La réforme du lycée et l'organisation des E3C, les épreuves du nouveau bac, sont fortement critiquées ces dernières semaines par une partie des professeurs, des élèves, des parents, des proviseurs et maintenant par l'Inspection générale de l'Education, du Sport et de la Recherche qui dépend du ministère de l’Education

Quand c’est un organisme dépendant du ministère de Éducation nationale qui dresse un constat accablant sur les E3C
Quand c’est un organisme dépendant du ministère de Éducation nationale qui dresse un constat accablant sur les E3C © AFP / NurPhoto / Alain Pitton

L'IGÉSR est un organisme qui dépend du ministère de l’Education nationale et produit régulièrement des rapports. Dans une note, datée de janvier 2020, présentée lors du dernier comité de suivi de la réforme du lycée, les inspecteurs généraux de l'IGÉSR dressent un constat accablant sur les E3C, les épreuves communes de contrôle continu, organisées depuis mi-janvier dans les lycées : "Des élèves constamment sous la pression de l'évaluation", des EC3 "d'une complexité excessive pour les parents", "un surcoût énorme pour un rendement faible", pour les proviseurs. 
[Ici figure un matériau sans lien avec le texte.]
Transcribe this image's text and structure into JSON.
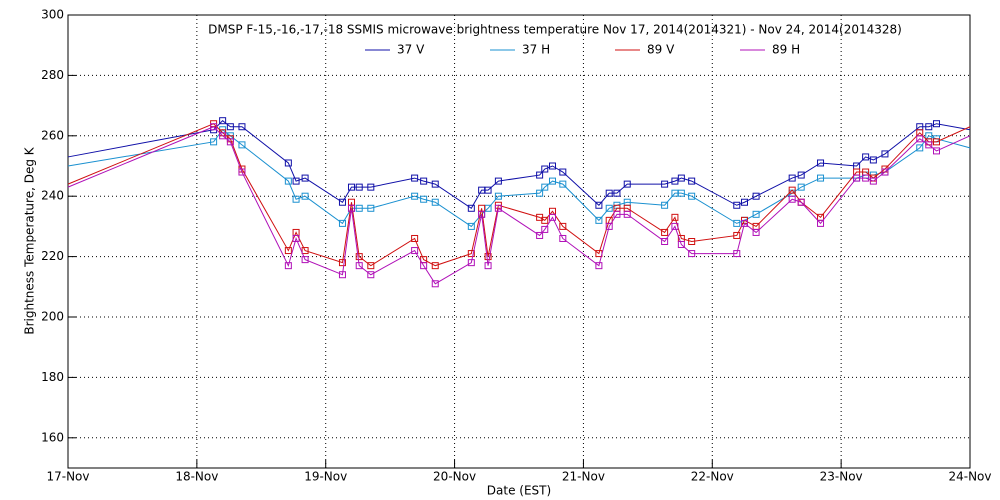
{
  "chart_data": {
    "type": "line",
    "title": "DMSP F-15,-16,-17,-18 SSMIS microwave brightness temperature Nov 17, 2014(2014321) - Nov 24, 2014(2014328)",
    "xlabel": "Date (EST)",
    "ylabel": "Brightness Temperature, Deg K",
    "x": [
      0,
      1.13,
      1.2,
      1.26,
      1.35,
      1.71,
      1.77,
      1.84,
      2.13,
      2.2,
      2.26,
      2.35,
      2.69,
      2.76,
      2.85,
      3.13,
      3.21,
      3.26,
      3.34,
      3.66,
      3.7,
      3.76,
      3.84,
      4.12,
      4.2,
      4.26,
      4.34,
      4.63,
      4.71,
      4.76,
      4.84,
      5.19,
      5.25,
      5.34,
      5.62,
      5.69,
      5.84,
      6.12,
      6.19,
      6.25,
      6.34,
      6.61,
      6.68,
      6.74,
      7
    ],
    "series": [
      {
        "name": "37 V",
        "color": "#1010a8",
        "values": [
          253,
          262,
          265,
          263,
          263,
          251,
          245,
          246,
          238,
          243,
          243,
          243,
          246,
          245,
          244,
          236,
          242,
          242,
          245,
          247,
          249,
          250,
          248,
          237,
          241,
          241,
          244,
          244,
          245,
          246,
          245,
          237,
          238,
          240,
          246,
          247,
          251,
          250,
          253,
          252,
          254,
          263,
          263,
          264,
          262
        ]
      },
      {
        "name": "37 H",
        "color": "#1a90d0",
        "values": [
          250,
          258,
          262,
          260,
          257,
          245,
          239,
          240,
          231,
          236,
          236,
          236,
          240,
          239,
          238,
          230,
          234,
          236,
          240,
          241,
          243,
          245,
          244,
          232,
          236,
          237,
          238,
          237,
          241,
          241,
          240,
          231,
          232,
          234,
          241,
          243,
          246,
          246,
          247,
          247,
          248,
          256,
          260,
          259,
          256
        ]
      },
      {
        "name": "89 V",
        "color": "#d01010",
        "values": [
          244,
          264,
          261,
          259,
          249,
          222,
          228,
          222,
          218,
          238,
          220,
          217,
          226,
          219,
          217,
          221,
          236,
          220,
          237,
          233,
          232,
          235,
          230,
          221,
          232,
          236,
          236,
          228,
          233,
          226,
          225,
          227,
          232,
          230,
          242,
          238,
          233,
          248,
          248,
          246,
          249,
          261,
          258,
          258,
          263
        ]
      },
      {
        "name": "89 H",
        "color": "#b010b8",
        "values": [
          243,
          263,
          260,
          258,
          248,
          217,
          226,
          219,
          214,
          236,
          217,
          214,
          222,
          217,
          211,
          218,
          234,
          217,
          236,
          227,
          229,
          233,
          226,
          217,
          230,
          234,
          234,
          225,
          230,
          224,
          221,
          221,
          231,
          228,
          239,
          238,
          231,
          246,
          246,
          245,
          248,
          259,
          257,
          255,
          260
        ]
      }
    ],
    "xlim": [
      0,
      7
    ],
    "xticks": [
      {
        "value": 0,
        "label": "17-Nov"
      },
      {
        "value": 1,
        "label": "18-Nov"
      },
      {
        "value": 2,
        "label": "19-Nov"
      },
      {
        "value": 3,
        "label": "20-Nov"
      },
      {
        "value": 4,
        "label": "21-Nov"
      },
      {
        "value": 5,
        "label": "22-Nov"
      },
      {
        "value": 6,
        "label": "23-Nov"
      },
      {
        "value": 7,
        "label": "24-Nov"
      }
    ],
    "ylim": [
      150,
      300
    ],
    "yticks": [
      160,
      180,
      200,
      220,
      240,
      260,
      280,
      300
    ],
    "grid": true
  }
}
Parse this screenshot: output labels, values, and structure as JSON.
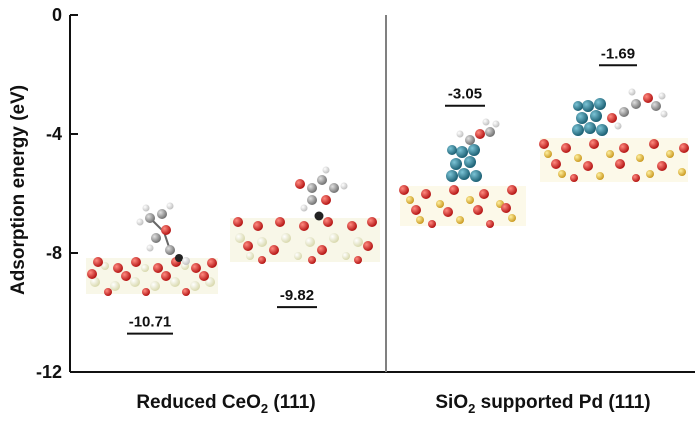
{
  "chart_data": {
    "type": "bar",
    "ylabel": "Adsorption energy (eV)",
    "ylim": [
      -12,
      0
    ],
    "yticks": [
      0,
      -4,
      -8,
      -12
    ],
    "panels": [
      {
        "label_parts": {
          "before": "Reduced CeO",
          "sub": "2",
          "after": " (111)"
        },
        "values": [
          -10.71,
          -9.82
        ]
      },
      {
        "label_parts": {
          "before": "SiO",
          "sub": "2",
          "after": " supported Pd (111)"
        },
        "values": [
          -3.05,
          -1.69
        ]
      }
    ]
  },
  "colors": {
    "axis": "#111111",
    "divider": "#808080",
    "oxygen": "#d11a1a",
    "cerium": "#eeeec8",
    "silicon": "#e6b423",
    "palladium": "#1f6f86",
    "carbon": "#8c8c8c",
    "hydrogen": "#f4f4f4",
    "vacancy": "#222222"
  }
}
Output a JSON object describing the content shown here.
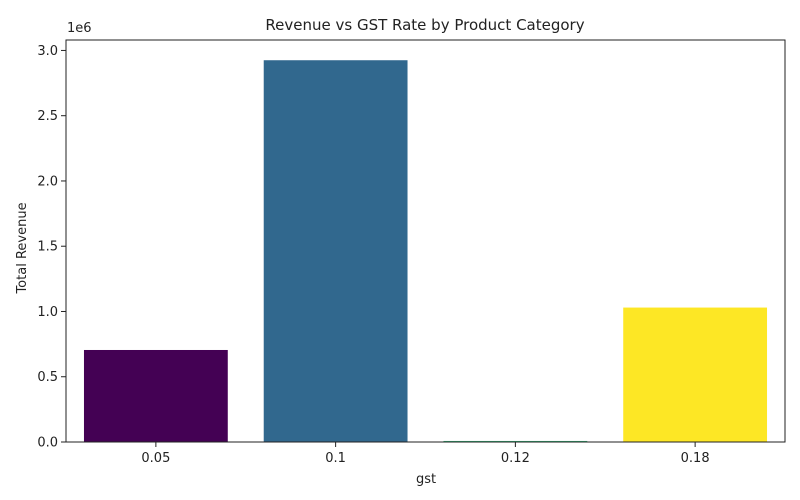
{
  "chart_data": {
    "type": "bar",
    "title": "Revenue vs GST Rate by Product Category",
    "xlabel": "gst",
    "ylabel": "Total Revenue",
    "y_offset_label": "1e6",
    "categories": [
      "0.05",
      "0.1",
      "0.12",
      "0.18"
    ],
    "values": [
      705000,
      2925000,
      8000,
      1030000
    ],
    "colors": [
      "#440154",
      "#31688e",
      "#35b779",
      "#fde725"
    ],
    "ylim": [
      0,
      3080000
    ],
    "yticks": [
      0,
      500000,
      1000000,
      1500000,
      2000000,
      2500000,
      3000000
    ],
    "ytick_labels": [
      "0.0",
      "0.5",
      "1.0",
      "1.5",
      "2.0",
      "2.5",
      "3.0"
    ],
    "grid": false,
    "legend": "none"
  }
}
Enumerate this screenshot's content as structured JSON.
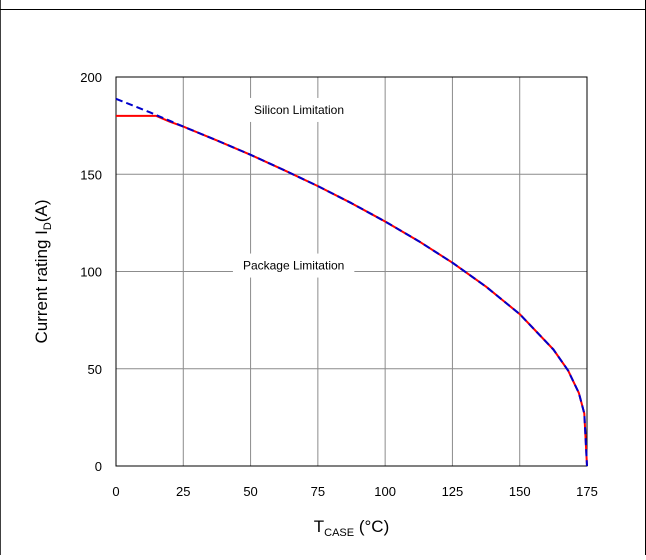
{
  "chart_data": {
    "type": "line",
    "xlabel": {
      "main": "T",
      "sub": "CASE",
      "rest": " (°C)"
    },
    "ylabel": {
      "main": "Current rating I",
      "sub": "D",
      "rest": "(A)"
    },
    "xlim": [
      0,
      175
    ],
    "ylim": [
      0,
      200
    ],
    "x_ticks": [
      0,
      25,
      50,
      75,
      100,
      125,
      150,
      175
    ],
    "y_ticks": [
      0,
      50,
      100,
      150,
      200
    ],
    "x_tick_labels": [
      "0",
      "25",
      "50",
      "75",
      "100",
      "125",
      "150",
      "175"
    ],
    "y_tick_labels": [
      "0",
      "50",
      "100",
      "150",
      "200"
    ],
    "grid": true,
    "annotations": [
      {
        "id": "silicon",
        "text": "Silicon Limitation",
        "x": 68,
        "y": 181
      },
      {
        "id": "package",
        "text": "Package Limitation",
        "x": 66,
        "y": 101
      }
    ],
    "series": [
      {
        "id": "package",
        "color": "#ff0000",
        "style": "solid",
        "x": [
          0,
          15,
          20,
          25,
          37.5,
          50,
          62.5,
          75,
          87.5,
          100,
          112.5,
          125,
          137.5,
          150,
          162.5,
          168,
          172,
          174,
          175
        ],
        "y": [
          180,
          180,
          177,
          174.5,
          167.4,
          160,
          152.1,
          143.9,
          135.1,
          125.7,
          115.6,
          104.5,
          92.2,
          78.1,
          59.9,
          49,
          37.5,
          27,
          0
        ]
      },
      {
        "id": "silicon",
        "color": "#0000cc",
        "style": "dashed",
        "x": [
          0,
          12.5,
          25,
          37.5,
          50,
          62.5,
          75,
          87.5,
          100,
          112.5,
          125,
          137.5,
          150,
          162.5,
          168,
          172,
          174,
          175
        ],
        "y": [
          188.8,
          181.9,
          174.5,
          167.4,
          160,
          152.1,
          143.9,
          135.1,
          125.7,
          115.6,
          104.5,
          92.2,
          78.1,
          59.9,
          49,
          37.5,
          27,
          0
        ]
      }
    ]
  }
}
Au détriment de la formation

Ces termes correspondent exactement aux critiques que l'on entend depuis plusieurs semaines et qui sont pourtant à chaque fois démenties par le ministre Jean-Michel Blanquer ou son numéro deux Edouard Geffray. 

La conclusion des inspecteurs est sans appel : "Il semble que se soit instituée une confusion entre la logique de la certification (par l'examen) et la logique de la formation qui devrait être au coeur de la réforme : le poids des E3C déséquilibre l'ensemble au détriment de la formation". 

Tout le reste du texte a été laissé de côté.